Even just as a spectator, Jones has seen the area change profoundly. The East End has always been a multicultural area, but ever more nationalities are mingling in its streets – even communities from remote and unknown regions like the Xinjiang province of China. “The thing is, the world has moved next door”, says Jones.

Nowhere can this be seen more than in the local schools. As an assiduous frequenter of playgrounds, Jones has witnessed how cultural intermingling works and sees it reflected in nursery rhymes. “Criss-cross exchanges do happen. Two little girls once taught me a song – one of them was Polish, the other one Bengali, but they shared the same rhymes”.

Visiting most playgrounds around Tower Hamlets has also given Jones the definitive proof that, against widely held popular belief, outdoor games are not dying at all. “Of course, a lot of games we used to play you don’t see anymore, but cascades of new stuff keep coming in daily”.

Not even computers and tablets can destroy the joy of a silly dance routine. When Jones stands up to mimic a game he used to play as a child, ‘Jimmy Knacker’, I realise this pleasure cannot be cancelled by anything, including age. “It was a bad boy game, five kids would make a long horse, then another lot would jump on and the horse would try to wiggle them. It was such a dangerous game…” He bends down in his trousers, slightly baggy at the back, and his sunny orange jumper, and we laugh together.

Kids’ games and songs have always been full of violence – often only invoked, but gruesome nonetheless. Wolves eating children, bears snatching cubs and bridges collapsing are staples in games around the world. “It’s true”, he confirms, “some are really, really dark – about being drunk, murder and death, often involving nasty things that happen to teachers”.

Yet, there’s always a light-heartedness to them, a humorous side that makes them playful. “I think they’re a way for kids to explore what teenagers are up to, what’s going to happen when they grow up, and to come to terms with it”, he says.

His collection and his paintings share this dual nature. They are silly and at the same time important in order to remember where we come from and how we can interpret the world. “The silliness, the nonsense – I love it. I’m fascinated by the poetry in kids’ rhymes”.

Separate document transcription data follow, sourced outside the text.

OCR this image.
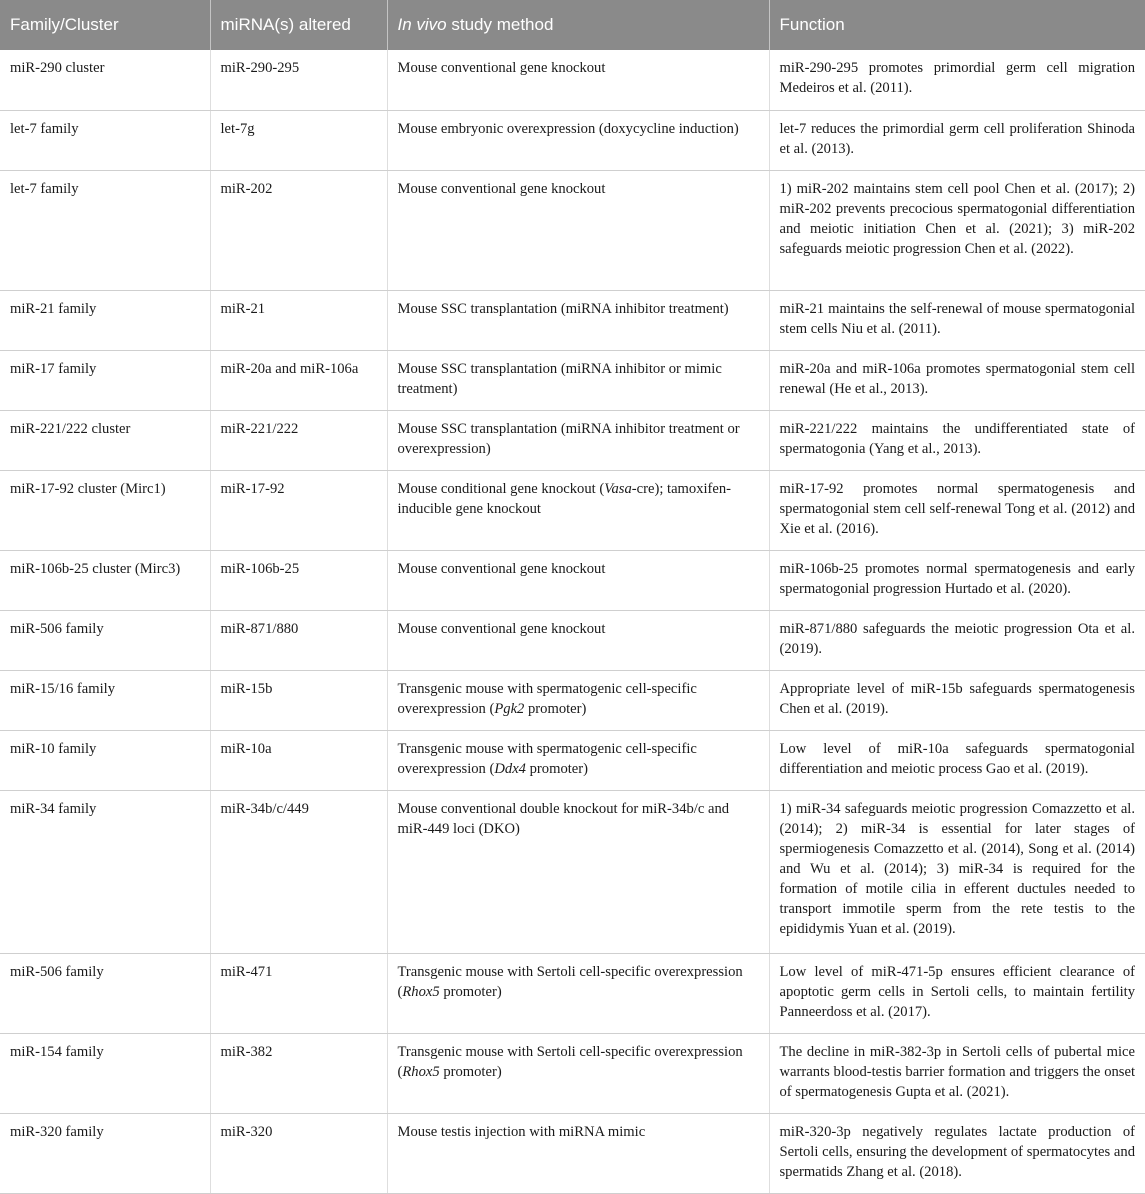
Family/Cluster	miRNA(s) altered	In vivo study method	Function
miR-290 cluster	miR-290-295	Mouse conventional gene knockout	miR-290-295 promotes primordial germ cell migration Medeiros et al. (2011).
let-7 family	let-7g	Mouse embryonic overexpression (doxycycline induction)	let-7 reduces the primordial germ cell proliferation Shinoda et al. (2013).
let-7 family	miR-202	Mouse conventional gene knockout	1) miR-202 maintains stem cell pool Chen et al. (2017); 2) miR-202 prevents precocious spermatogonial differentiation and meiotic initiation Chen et al. (2021); 3) miR-202 safeguards meiotic progression Chen et al. (2022).
miR-21 family	miR-21	Mouse SSC transplantation (miRNA inhibitor treatment)	miR-21 maintains the self-renewal of mouse spermatogonial stem cells Niu et al. (2011).
miR-17 family	miR-20a and miR-106a	Mouse SSC transplantation (miRNA inhibitor or mimic treatment)	miR-20a and miR-106a promotes spermatogonial stem cell renewal (He et al., 2013).
miR-221/222 cluster	miR-221/222	Mouse SSC transplantation (miRNA inhibitor treatment or overexpression)	miR-221/222 maintains the undifferentiated state of spermatogonia (Yang et al., 2013).
miR-17-92 cluster (Mirc1)	miR-17-92	Mouse conditional gene knockout (Vasa-cre); tamoxifen-inducible gene knockout	miR-17-92 promotes normal spermatogenesis and spermatogonial stem cell self-renewal Tong et al. (2012) and Xie et al. (2016).
miR-106b-25 cluster (Mirc3)	miR-106b-25	Mouse conventional gene knockout	miR-106b-25 promotes normal spermatogenesis and early spermatogonial progression Hurtado et al. (2020).
miR-506 family	miR-871/880	Mouse conventional gene knockout	miR-871/880 safeguards the meiotic progression Ota et al. (2019).
miR-15/16 family	miR-15b	Transgenic mouse with spermatogenic cell-specific overexpression (Pgk2 promoter)	Appropriate level of miR-15b safeguards spermatogenesis Chen et al. (2019).
miR-10 family	miR-10a	Transgenic mouse with spermatogenic cell-specific overexpression (Ddx4 promoter)	Low level of miR-10a safeguards spermatogonial differentiation and meiotic process Gao et al. (2019).
miR-34 family	miR-34b/c/449	Mouse conventional double knockout for miR-34b/c and miR-449 loci (DKO)	1) miR-34 safeguards meiotic progression Comazzetto et al. (2014); 2) miR-34 is essential for later stages of spermiogenesis Comazzetto et al. (2014), Song et al. (2014) and Wu et al. (2014); 3) miR-34 is required for the formation of motile cilia in efferent ductules needed to transport immotile sperm from the rete testis to the epididymis Yuan et al. (2019).
miR-506 family	miR-471	Transgenic mouse with Sertoli cell-specific overexpression (Rhox5 promoter)	Low level of miR-471-5p ensures efficient clearance of apoptotic germ cells in Sertoli cells, to maintain fertility Panneerdoss et al. (2017).
miR-154 family	miR-382	Transgenic mouse with Sertoli cell-specific overexpression (Rhox5 promoter)	The decline in miR-382-3p in Sertoli cells of pubertal mice warrants blood-testis barrier formation and triggers the onset of spermatogenesis Gupta et al. (2021).
miR-320 family	miR-320	Mouse testis injection with miRNA mimic	miR-320-3p negatively regulates lactate production of Sertoli cells, ensuring the development of spermatocytes and spermatids Zhang et al. (2018).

Which is why most adults are happy to contribute to his endeavour, and enjoy doing it – reverting back to childhood becomes justified, and definitely not something to be ashamed of.

Walking along one of the murals at Jones’ recent exhibition at Shoreditch’s Rich Mix, it was virtually impossible to resist the temptation to start singing the rhymes once I’d recognised them. They opened a sudden window to buried memories: breathless running, bruises on knees, friends I’d forgotten the name of.

I sing my songs to Jones, even if he doesn’t understand the Italian words he looks on fascinated. When I ask him what is his ‘childhood song’, he pauses. Then he looks at me, in a moment of naïve, fleeting intimacy.

“There’s this one, that my dad taught us – he was in the war so I must have been five or so”, he says, tentatively. “I remember him saying it was a ‘formative’ thing”. He starts reciting it like a poem, but as the lines go on, he slips into a childish rhythm, and lights up.

I went down the road to buy a penny whistle

A copper came behind and stole my penny whistle

I asked him for it back, he says he hasn’t got it

Oi oi you curly wibby you got it in your pocket!

“Funny thing, isn’t it? But it shapes the way you think”, he says. It’s a brief glimpse of each other’s childhood selves, but it makes me understand why, once you start, it’s so hard to give up on peeking into our past at the contagious sound of clapping.